A copy of one of the rarest and most valuable books in the world—the first-ever compilation of William Shakespeare’s plays published in 1623—was identified in the holdings of a small public library in Saint-Omer in northern France, bringing to 231 the number of known copies of the coveted First Folio, and only the second copy in France.

The book was examined while preparing for an exhibit on English-language literature when Rémy Cordonnier, director of the library’s medieval and early modern collection, spied the book which was at that time cataloged as an unexceptional old edition. Although its title page and introductory material were torn out, he suspected it was actually a First Folio so he called in Eric Ramussen, author of The Shakespeare First Folios: A Descriptive Catalogue, to authenticate it.  This copy is believed to have been brought to Saint-Omer by English refugees of Anglican persecution.

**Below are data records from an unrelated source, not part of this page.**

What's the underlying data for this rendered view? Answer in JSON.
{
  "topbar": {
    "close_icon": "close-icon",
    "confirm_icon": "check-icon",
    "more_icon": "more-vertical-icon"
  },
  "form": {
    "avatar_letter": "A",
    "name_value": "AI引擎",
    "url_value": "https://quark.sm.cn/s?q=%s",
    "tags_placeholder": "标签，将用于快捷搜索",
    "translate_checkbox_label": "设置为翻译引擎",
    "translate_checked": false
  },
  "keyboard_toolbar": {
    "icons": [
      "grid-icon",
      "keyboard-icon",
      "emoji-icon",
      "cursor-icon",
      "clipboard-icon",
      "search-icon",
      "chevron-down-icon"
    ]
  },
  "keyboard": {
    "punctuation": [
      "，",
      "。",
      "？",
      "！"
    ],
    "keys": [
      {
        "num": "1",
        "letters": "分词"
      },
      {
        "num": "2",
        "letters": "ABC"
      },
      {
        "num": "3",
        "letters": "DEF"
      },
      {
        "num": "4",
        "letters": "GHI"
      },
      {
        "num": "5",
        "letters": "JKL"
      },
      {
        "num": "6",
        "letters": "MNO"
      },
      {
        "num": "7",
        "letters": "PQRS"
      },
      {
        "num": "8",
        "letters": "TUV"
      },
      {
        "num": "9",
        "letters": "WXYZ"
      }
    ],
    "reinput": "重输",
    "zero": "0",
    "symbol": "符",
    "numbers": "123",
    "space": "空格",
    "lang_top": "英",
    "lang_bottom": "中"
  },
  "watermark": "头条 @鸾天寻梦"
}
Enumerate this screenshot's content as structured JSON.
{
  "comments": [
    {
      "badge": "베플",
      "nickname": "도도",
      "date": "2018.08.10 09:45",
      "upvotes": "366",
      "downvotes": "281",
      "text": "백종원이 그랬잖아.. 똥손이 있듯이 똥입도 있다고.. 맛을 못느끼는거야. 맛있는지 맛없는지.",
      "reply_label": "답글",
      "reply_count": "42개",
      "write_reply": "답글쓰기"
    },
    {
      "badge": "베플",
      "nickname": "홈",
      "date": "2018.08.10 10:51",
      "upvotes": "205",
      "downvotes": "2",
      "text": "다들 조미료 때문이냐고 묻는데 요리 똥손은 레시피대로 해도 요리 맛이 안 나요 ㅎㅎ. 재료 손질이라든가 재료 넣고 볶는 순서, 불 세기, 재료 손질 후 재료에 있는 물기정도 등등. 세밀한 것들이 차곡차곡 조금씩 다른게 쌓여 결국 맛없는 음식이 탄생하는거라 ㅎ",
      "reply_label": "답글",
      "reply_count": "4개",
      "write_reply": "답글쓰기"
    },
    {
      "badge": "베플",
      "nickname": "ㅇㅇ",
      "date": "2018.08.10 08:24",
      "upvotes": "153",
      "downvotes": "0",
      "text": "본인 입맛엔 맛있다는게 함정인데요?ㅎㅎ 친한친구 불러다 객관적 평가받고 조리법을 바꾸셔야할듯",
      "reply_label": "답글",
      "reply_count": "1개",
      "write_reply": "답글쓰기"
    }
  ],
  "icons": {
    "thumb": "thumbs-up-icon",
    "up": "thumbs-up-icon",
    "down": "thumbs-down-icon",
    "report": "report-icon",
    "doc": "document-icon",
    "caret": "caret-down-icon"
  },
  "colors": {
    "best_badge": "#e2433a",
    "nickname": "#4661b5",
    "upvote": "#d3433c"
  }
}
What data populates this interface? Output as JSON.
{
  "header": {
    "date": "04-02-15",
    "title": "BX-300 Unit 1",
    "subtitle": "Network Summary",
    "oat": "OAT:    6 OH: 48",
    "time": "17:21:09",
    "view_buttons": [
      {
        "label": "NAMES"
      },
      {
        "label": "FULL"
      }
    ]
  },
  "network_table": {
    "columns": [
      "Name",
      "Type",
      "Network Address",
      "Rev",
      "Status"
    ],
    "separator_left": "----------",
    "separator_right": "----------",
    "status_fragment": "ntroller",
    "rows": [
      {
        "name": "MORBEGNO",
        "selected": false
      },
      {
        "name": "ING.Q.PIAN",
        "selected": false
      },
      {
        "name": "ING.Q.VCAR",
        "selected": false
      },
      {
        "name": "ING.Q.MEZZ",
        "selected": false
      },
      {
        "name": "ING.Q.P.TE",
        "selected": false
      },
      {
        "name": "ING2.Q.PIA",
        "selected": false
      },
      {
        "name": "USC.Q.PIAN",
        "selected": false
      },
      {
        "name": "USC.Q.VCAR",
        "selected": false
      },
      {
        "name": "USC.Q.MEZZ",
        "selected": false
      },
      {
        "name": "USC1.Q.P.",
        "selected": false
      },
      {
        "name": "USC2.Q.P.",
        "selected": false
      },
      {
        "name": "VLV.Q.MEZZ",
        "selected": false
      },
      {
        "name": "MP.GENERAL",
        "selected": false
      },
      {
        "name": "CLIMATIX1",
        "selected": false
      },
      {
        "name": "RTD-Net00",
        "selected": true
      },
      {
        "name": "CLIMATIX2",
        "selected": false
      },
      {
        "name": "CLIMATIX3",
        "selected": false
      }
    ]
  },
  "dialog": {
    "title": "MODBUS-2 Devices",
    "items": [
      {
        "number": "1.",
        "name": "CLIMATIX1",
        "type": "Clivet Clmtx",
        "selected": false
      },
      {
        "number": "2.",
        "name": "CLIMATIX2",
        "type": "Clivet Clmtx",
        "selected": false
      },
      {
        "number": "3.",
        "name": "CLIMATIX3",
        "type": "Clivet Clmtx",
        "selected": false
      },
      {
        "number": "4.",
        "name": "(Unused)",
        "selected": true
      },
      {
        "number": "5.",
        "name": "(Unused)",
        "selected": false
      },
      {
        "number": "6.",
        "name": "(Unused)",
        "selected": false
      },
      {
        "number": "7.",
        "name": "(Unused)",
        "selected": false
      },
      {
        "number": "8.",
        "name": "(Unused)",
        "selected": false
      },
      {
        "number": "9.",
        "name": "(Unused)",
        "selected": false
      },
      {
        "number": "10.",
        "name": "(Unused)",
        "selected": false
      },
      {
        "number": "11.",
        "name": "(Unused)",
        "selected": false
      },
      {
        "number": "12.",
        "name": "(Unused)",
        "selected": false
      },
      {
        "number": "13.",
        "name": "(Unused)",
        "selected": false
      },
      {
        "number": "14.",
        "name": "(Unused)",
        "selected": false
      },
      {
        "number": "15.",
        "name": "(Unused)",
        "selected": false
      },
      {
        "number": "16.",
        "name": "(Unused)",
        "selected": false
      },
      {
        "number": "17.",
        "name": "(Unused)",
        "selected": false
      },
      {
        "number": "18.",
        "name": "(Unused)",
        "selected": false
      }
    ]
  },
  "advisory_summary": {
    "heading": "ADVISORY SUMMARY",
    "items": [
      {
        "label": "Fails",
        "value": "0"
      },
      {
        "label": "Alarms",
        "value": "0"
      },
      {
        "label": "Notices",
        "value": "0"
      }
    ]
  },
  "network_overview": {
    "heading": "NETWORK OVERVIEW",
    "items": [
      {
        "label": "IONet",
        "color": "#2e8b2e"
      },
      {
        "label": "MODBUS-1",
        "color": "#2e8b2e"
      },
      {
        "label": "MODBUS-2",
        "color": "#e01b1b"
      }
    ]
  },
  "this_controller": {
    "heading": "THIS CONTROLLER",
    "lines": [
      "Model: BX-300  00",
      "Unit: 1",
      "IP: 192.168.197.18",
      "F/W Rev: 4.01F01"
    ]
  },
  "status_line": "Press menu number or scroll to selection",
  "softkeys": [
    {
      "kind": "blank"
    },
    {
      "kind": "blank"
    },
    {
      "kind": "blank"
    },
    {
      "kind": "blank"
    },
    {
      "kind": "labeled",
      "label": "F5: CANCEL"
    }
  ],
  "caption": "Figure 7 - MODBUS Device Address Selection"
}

Since no manuscripts of Shakespeare’s plays survive, the First Folio is considered to be the only reliable text for half of the Bard’s plays.  Printed seven years after Shakespeare’s death in an edition of 800 copies, the last First Folio to sell at auction fetched $5.2 million at Sotheby’s in 2006.  Although the Saint-Omer copy would be worth less due to the missing front matter, the library will display it for now then keep it stored in a safe with the library’s other rariora.

Copies of Shakespeare's First Folio (1623), like the one just discovered in Saint-Omer, are among the rarest and most valuable books int he world.